The summer has hit our shores, and with it comes the sun kissed skin of a nation soaking up the sunny rays. The moment the temperature rises people start to feel different, that co-worker you’d never previously considered suddenly appears like an angel sent from the heavens, the guy who fixes the photocopier appears like an action packed male dripping in brawn and excitement thanks to the sun beaming through the window.
Everyone and their aunty is thinking about it.Over the summer months it’s time to give your vibrators, rabbit vibrators and fleshlights a much needed rest and grab that photocopier guy and make a proposition. “You know….I’ve noticed you around…I find you very attractive…would you go to bed with me?”
Maybe serenading your proposed victim with the late 90’s song by touch and go won’t go down so well, maybe another tactic is in order. If you are in the office you might try turning off the air conditioning and telling everyone it’s broken. You’ll surprise yourself with just how easy it is to bag yourself a night of passion, it’s on everyones mind but no one has the metal to mention it.

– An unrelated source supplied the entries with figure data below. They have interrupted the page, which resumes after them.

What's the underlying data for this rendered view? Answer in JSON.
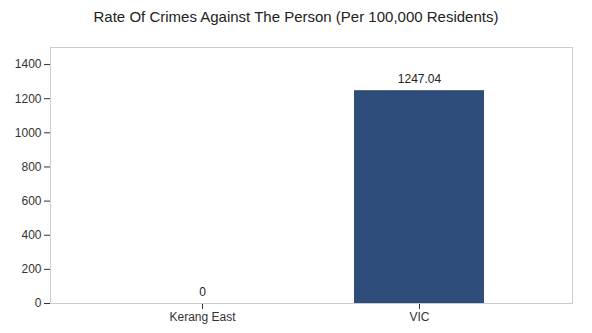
{
  "chart_data": {
    "type": "bar",
    "title": "Rate Of Crimes Against The Person (Per 100,000 Residents)",
    "categories": [
      "Kerang East",
      "VIC"
    ],
    "values": [
      0,
      1247.04
    ],
    "color": "#2e4d7b",
    "ylim": [
      0,
      1500
    ],
    "yticks": [
      0,
      200,
      400,
      600,
      800,
      1000,
      1200,
      1400
    ],
    "grid": false,
    "data_labels": true
  }
}
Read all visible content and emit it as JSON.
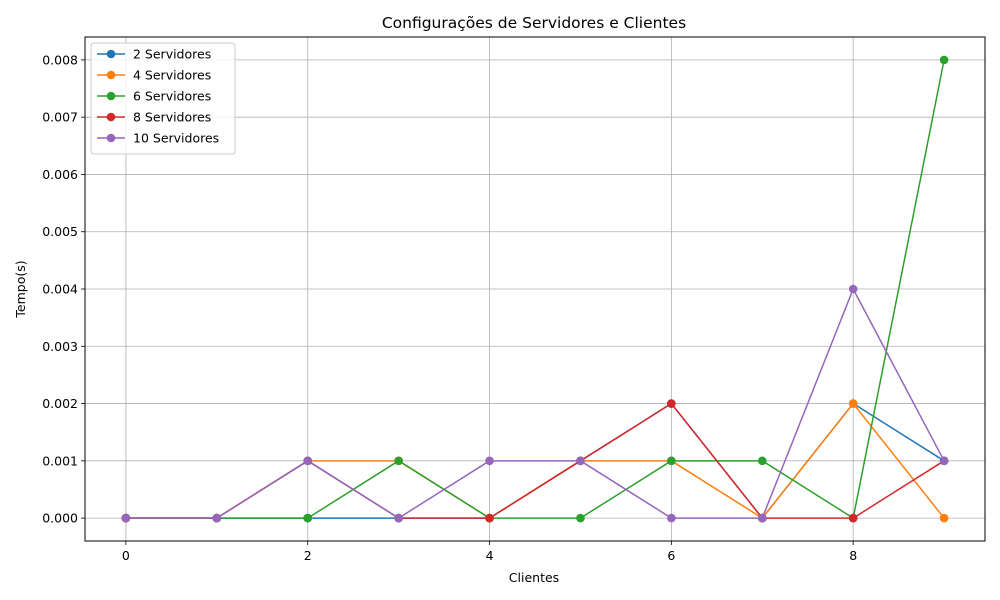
{
  "chart_data": {
    "type": "line",
    "title": "Configurações de Servidores e Clientes",
    "xlabel": "Clientes",
    "ylabel": "Tempo(s)",
    "xlim": [
      -0.45,
      9.45
    ],
    "ylim": [
      -0.0004,
      0.0084
    ],
    "x": [
      0,
      1,
      2,
      3,
      4,
      5,
      6,
      7,
      8,
      9
    ],
    "xticks": [
      0,
      2,
      4,
      6,
      8
    ],
    "xtick_labels": [
      "0",
      "2",
      "4",
      "6",
      "8"
    ],
    "yticks": [
      0,
      0.001,
      0.002,
      0.003,
      0.004,
      0.005,
      0.006,
      0.007,
      0.008
    ],
    "ytick_labels": [
      "0.000",
      "0.001",
      "0.002",
      "0.003",
      "0.004",
      "0.005",
      "0.006",
      "0.007",
      "0.008"
    ],
    "grid": true,
    "legend_position": "top-left",
    "series": [
      {
        "name": "2 Servidores",
        "color": "#1f77b4",
        "values": [
          0,
          0,
          0,
          0,
          0,
          0.001,
          0.002,
          0,
          0.002,
          0.001
        ]
      },
      {
        "name": "4 Servidores",
        "color": "#ff7f0e",
        "values": [
          0,
          0,
          0.001,
          0.001,
          0,
          0.001,
          0.001,
          0,
          0.002,
          0
        ]
      },
      {
        "name": "6 Servidores",
        "color": "#2ca02c",
        "values": [
          0,
          0,
          0,
          0.001,
          0,
          0,
          0.001,
          0.001,
          0,
          0.008
        ]
      },
      {
        "name": "8 Servidores",
        "color": "#d62728",
        "values": [
          0,
          0,
          0.001,
          0,
          0,
          0.001,
          0.002,
          0,
          0,
          0.001
        ]
      },
      {
        "name": "10 Servidores",
        "color": "#9467bd",
        "values": [
          0,
          0,
          0.001,
          0,
          0.001,
          0.001,
          0,
          0,
          0.004,
          0.001
        ]
      }
    ]
  }
}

Of course if you are in a relationship, do not wonder from the path of monogamy. It’s a fools game to get kicks out of short term thrills when there is long term happiness at stake. Well thrills are cheap, and love devine as the Kings of Leon once said. Stepping off track and answering to your lustual tendancies is like throwing paper on the dying fire of your relationship; fun and excitement will happen ferociously, but the moment will be fleeting and overtly disappointing.
If you’re neeeeeed guilt free quick thrills why not browse your way through some realistic vibrators. You’ll never tell the difference, and self pleasure isn’t a sordid sin so feel free to indulge indulge indulge.